Biden 2020 outranks Giuliani 2008 because A) Biden’s polling lead is so much stronger than Giuliani’s ever was, and B) The 2008 Republican Party, coming off two Republican terms in the White House, wasn’t desperate. The 2020 Democrats are desperately desperate and continue to value general election strength over everything else. (I can’t even remember all the times I’ve heard some version of, “I just want someone who will win!”) Biden continues to poll the best in general elections hypotheticals, which can turn into a self-fulfilling argument — much to the frustration of the left.

However, I give the edge to Romney 2012 over Biden 2020 because none of Romney’s challengers seemed like a real… challenge. Only the high upside of Rick Perry loomed as a potential derailer for Romney, but Perry wasn’t in the race until late in the summer and then he flamed out after embarrassing debate performances. Sure, there were other flavors of the month like Cain, Gingrich, and Santorum, but their flaws were larger than Romney’s, and not one was remotely near their political prime.

Unlike Romney, Biden will have to contend with much stronger opponents, many of them cresting at their highest potential in this moment. Bernie Sanders, for example, is extremely well-funded by a record number of small donors — in contrast to Biden. Elizabeth Warren is renowned for a detailed, policy-driven, progressive campaign — in contrast to Biden. Pete Buttigieg has the gift of being perfect in front of a microphone — very much in contrast to Biden. Beto O’Rourke, as someone who proved he could win over Democrats, independents, and even Texas Republicans, eats into Biden’s electability case. Kamala Harris, meanwhile, looks and sounds like the perfect ambassador for the modern Democratic Party, quite unlike Biden, a relic from the twentieth century.

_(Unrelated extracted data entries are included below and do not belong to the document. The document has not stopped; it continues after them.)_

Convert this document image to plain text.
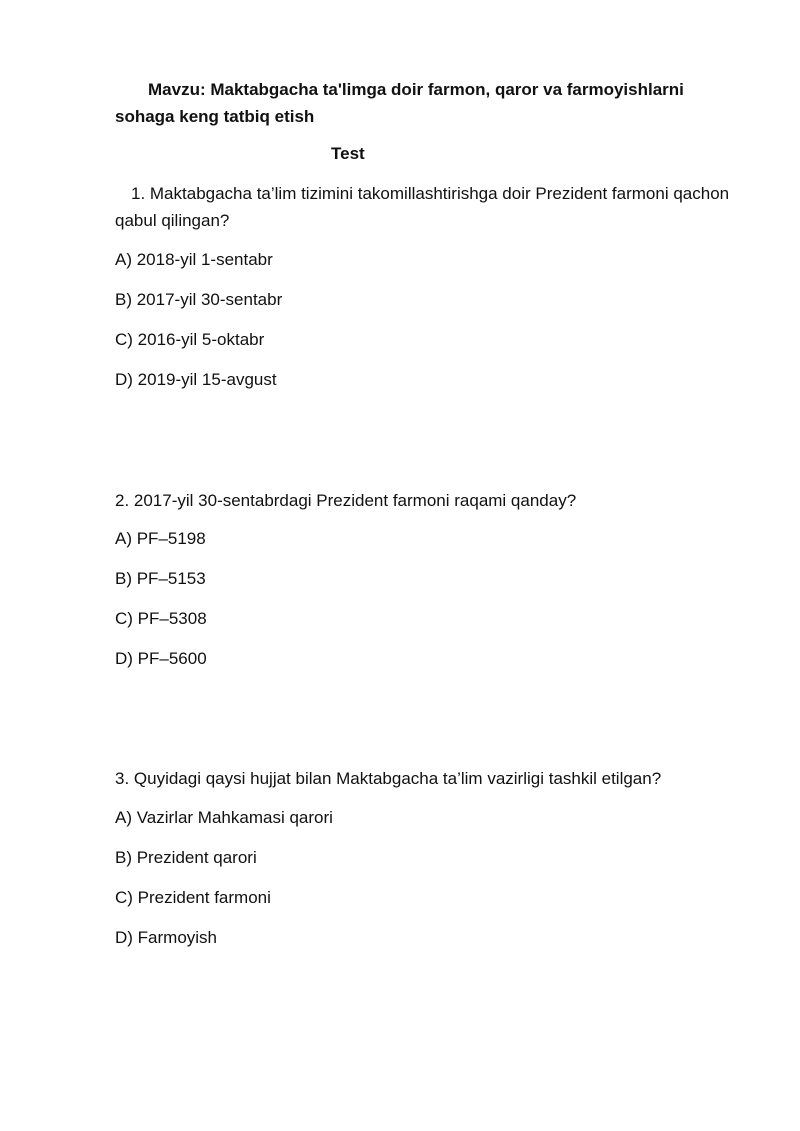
Mavzu: Maktabgacha ta'limga doir farmon, qaror va farmoyishlarni sohaga keng tatbiq etish
Test
1. Maktabgacha ta’lim tizimini takomillashtirishga doir Prezident farmoni qachon qabul qilingan?
A) 2018-yil 1-sentabr
B) 2017-yil 30-sentabr
C) 2016-yil 5-oktabr
D) 2019-yil 15-avgust
2. 2017-yil 30-sentabrdagi Prezident farmoni raqami qanday?
A) PF–5198
B) PF–5153
C) PF–5308
D) PF–5600
3. Quyidagi qaysi hujjat bilan Maktabgacha ta’lim vazirligi tashkil etilgan?
A) Vazirlar Mahkamasi qarori
B) Prezident qarori
C) Prezident farmoni
D) Farmoyish
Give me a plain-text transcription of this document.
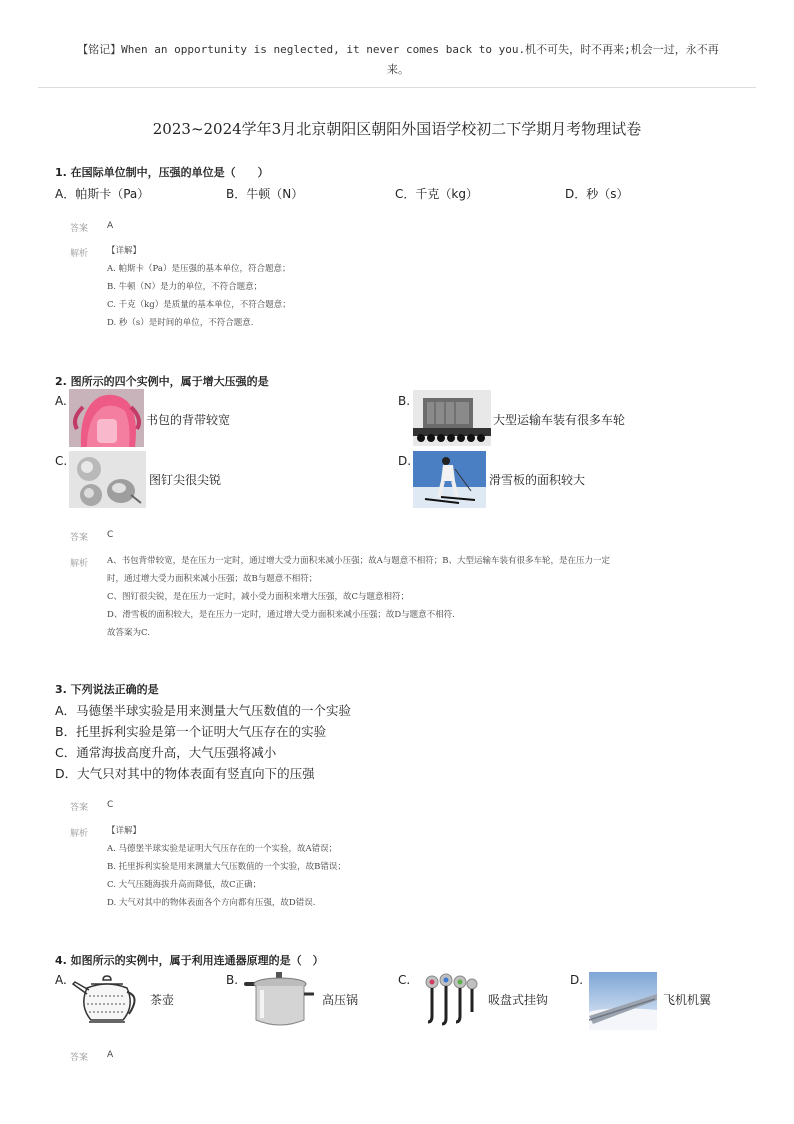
【铭记】When an opportunity is neglected, it never comes back to you.机不可失，时不再来;机会一过，永不再
来。
2023~2024学年3月北京朝阳区朝阳外国语学校初二下学期月考物理试卷
1. 在国际单位制中，压强的单位是（　　）
A．帕斯卡（Pa）	B．牛顿（N）	C．千克（kg）	D．秒（s）
答案 A
解析 【详解】
A. 帕斯卡（Pa）是压强的基本单位，符合题意；
B. 牛顿（N）是力的单位，不符合题意；
C. 千克（kg）是质量的基本单位，不符合题意；
D. 秒（s）是时间的单位，不符合题意.
2. 图所示的四个实例中，属于增大压强的是
A.
书包的背带较宽
B.
大型运输车装有很多车轮
C.
图钉尖很尖锐
D.
滑雪板的面积较大
答案 C
解析 A、书包背带较宽，是在压力一定时，通过增大受力面积来减小压强；故A与题意不相符；B、大型运输车装有很多车轮，是在压力一定
时，通过增大受力面积来减小压强；故B与题意不相符；
C、图钉很尖锐，是在压力一定时，减小受力面积来增大压强，故C与题意相符；
D、滑雪板的面积较大，是在压力一定时，通过增大受力面积来减小压强；故D与题意不相符.
故答案为C.
3. 下列说法正确的是
A．马德堡半球实验是用来测量大气压数值的一个实验
B．托里拆利实验是第一个证明大气压存在的实验
C．通常海拔高度升高，大气压强将减小
D．大气只对其中的物体表面有竖直向下的压强
答案 C
解析 【详解】
A. 马德堡半球实验是证明大气压存在的一个实验，故A错误；
B. 托里拆利实验是用来测量大气压数值的一个实验，故B错误；
C. 大气压随海拔升高而降低，故C正确；
D. 大气对其中的物体表面各个方向都有压强，故D错误.
4. 如图所示的实例中，属于利用连通器原理的是（　）
A.
茶壶
B.
高压锅
C.
吸盘式挂钩
D.
飞机机翼
答案 A
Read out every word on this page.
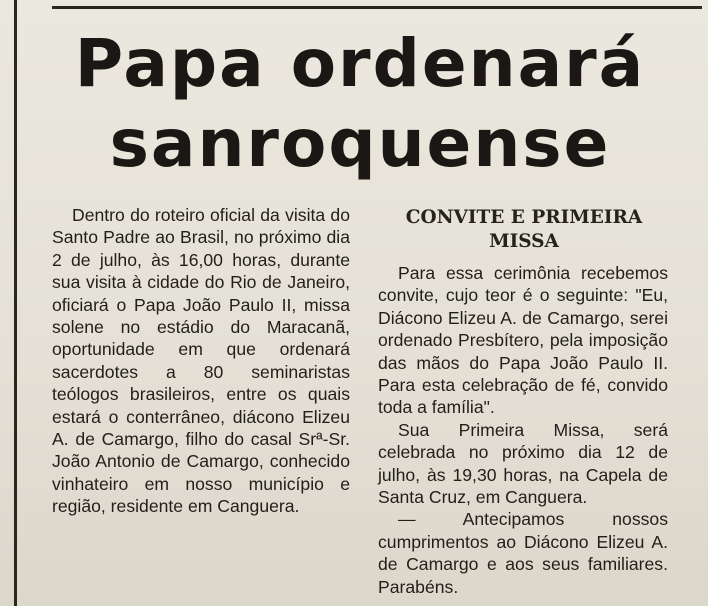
Papa ordenará sanroquense

Dentro do roteiro oficial da visita do Santo Padre ao Brasil, no próximo dia 2 de julho, às 16,00 horas, durante sua visita à cidade do Rio de Janeiro, oficiará o Papa João Paulo II, missa solene no estádio do Maracanã, oportunidade em que ordenará sacerdotes a 80 seminaristas teólogos brasileiros, entre os quais estará o conterrâneo, diácono Elizeu A. de Camargo, filho do casal Srª-Sr. João Antonio de Camargo, conhecido vinhateiro em nosso município e região, residente em Canguera.

CONVITE E PRIMEIRA MISSA

Para essa cerimônia recebemos convite, cujo teor é o seguinte: "Eu, Diácono Elizeu A. de Camargo, serei ordenado Presbítero, pela imposição das mãos do Papa João Paulo II. Para esta celebração de fé, convido toda a família".

Sua Primeira Missa, será celebrada no próximo dia 12 de julho, às 19,30 horas, na Capela de Santa Cruz, em Canguera.

— Antecipamos nossos cumprimentos ao Diácono Elizeu A. de Camargo e aos seus familiares. Parabéns.
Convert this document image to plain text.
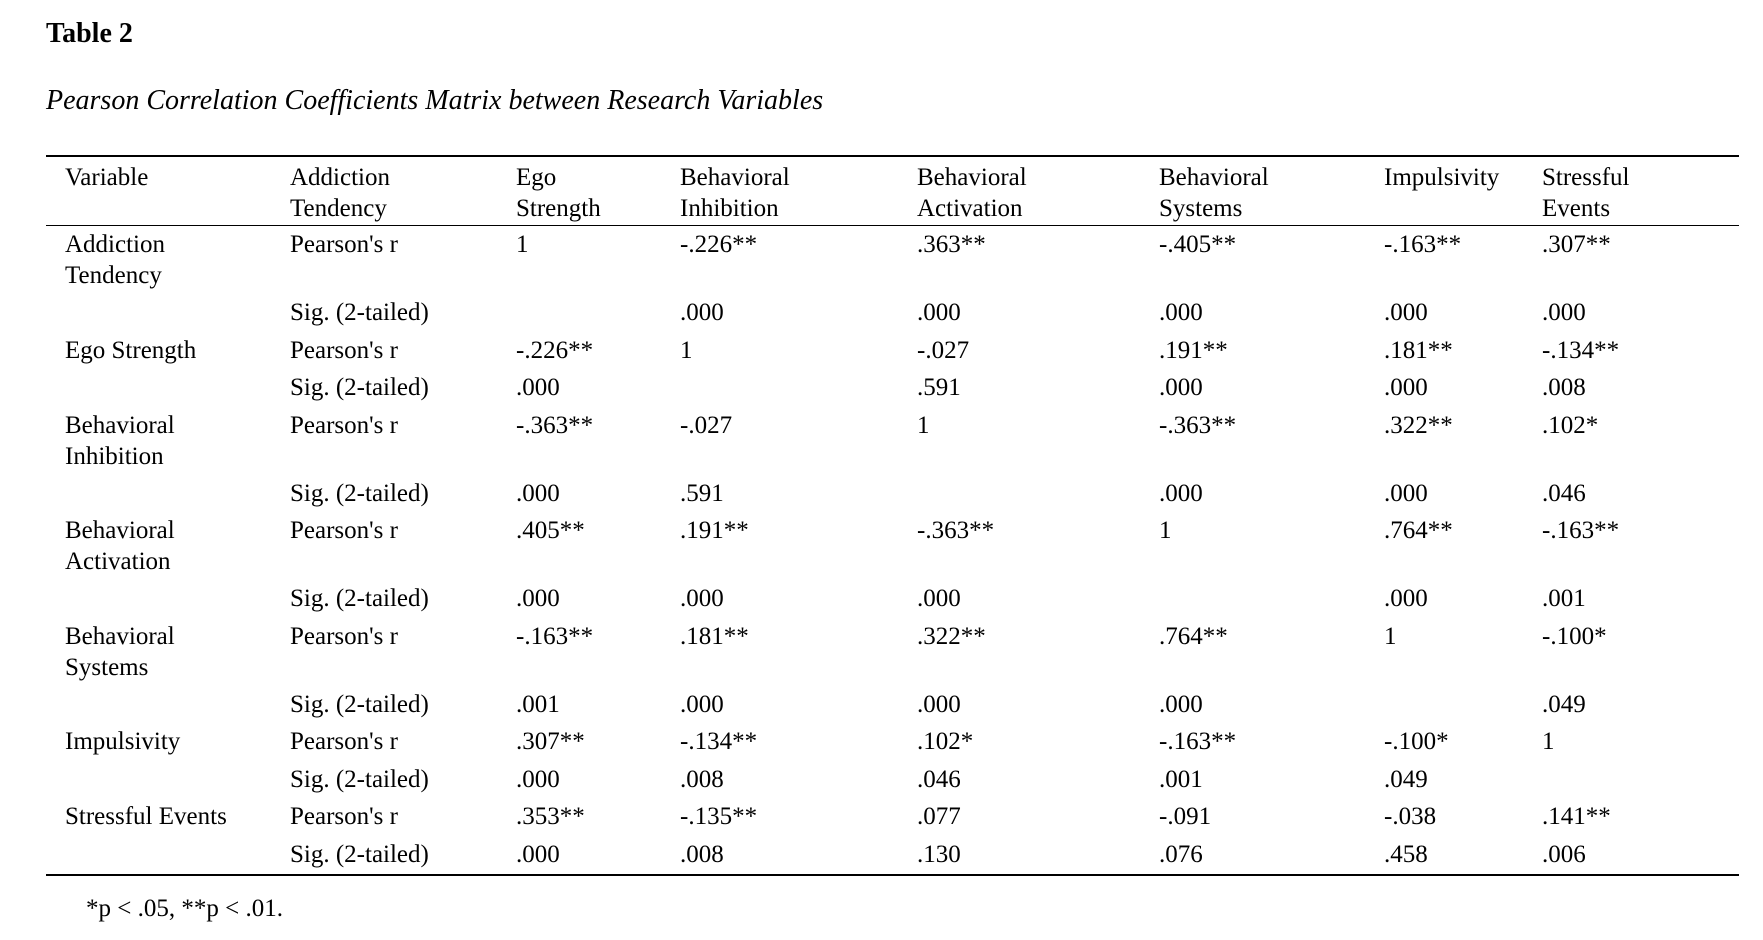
Table 2

Pearson Correlation Coefficients Matrix between Research Variables

Variable	Addiction Tendency	Ego Strength	Behavioral Inhibition	Behavioral Activation	Behavioral Systems	Impulsivity	Stressful Events

Addiction Tendency	Pearson's r	1	-.226**	.363**	-.405**	-.163**	.307**

	Sig. (2-tailed)		.000	.000	.000	.000	.000

Ego Strength	Pearson's r	-.226**	1	-.027	.191**	.181**	-.134**

	Sig. (2-tailed)	.000		.591	.000	.000	.008

Behavioral Inhibition	Pearson's r	-.363**	-.027	1	-.363**	.322**	.102*

	Sig. (2-tailed)	.000	.591		.000	.000	.046

Behavioral Activation	Pearson's r	.405**	.191**	-.363**	1	.764**	-.163**

	Sig. (2-tailed)	.000	.000	.000		.000	.001

Behavioral Systems	Pearson's r	-.163**	.181**	.322**	.764**	1	-.100*

	Sig. (2-tailed)	.001	.000	.000	.000		.049

Impulsivity	Pearson's r	.307**	-.134**	.102*	-.163**	-.100*	1

	Sig. (2-tailed)	.000	.008	.046	.001	.049	

Stressful Events	Pearson's r	.353**	-.135**	.077	-.091	-.038	.141**

	Sig. (2-tailed)	.000	.008	.130	.076	.458	.006

*p < .05, **p < .01.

Importantly, in both 2008 and 2012, the favorite’s polling lead evaporated. The remarkable similarities between Biden’s campaign and those other two should lead us to think that Biden’s lead will also crumble. Romney had the infrastructure, temperament, and air of inevitability to help him weather the storms. It remains to be seen if Biden does. If I were a betting man, I’d say he does not.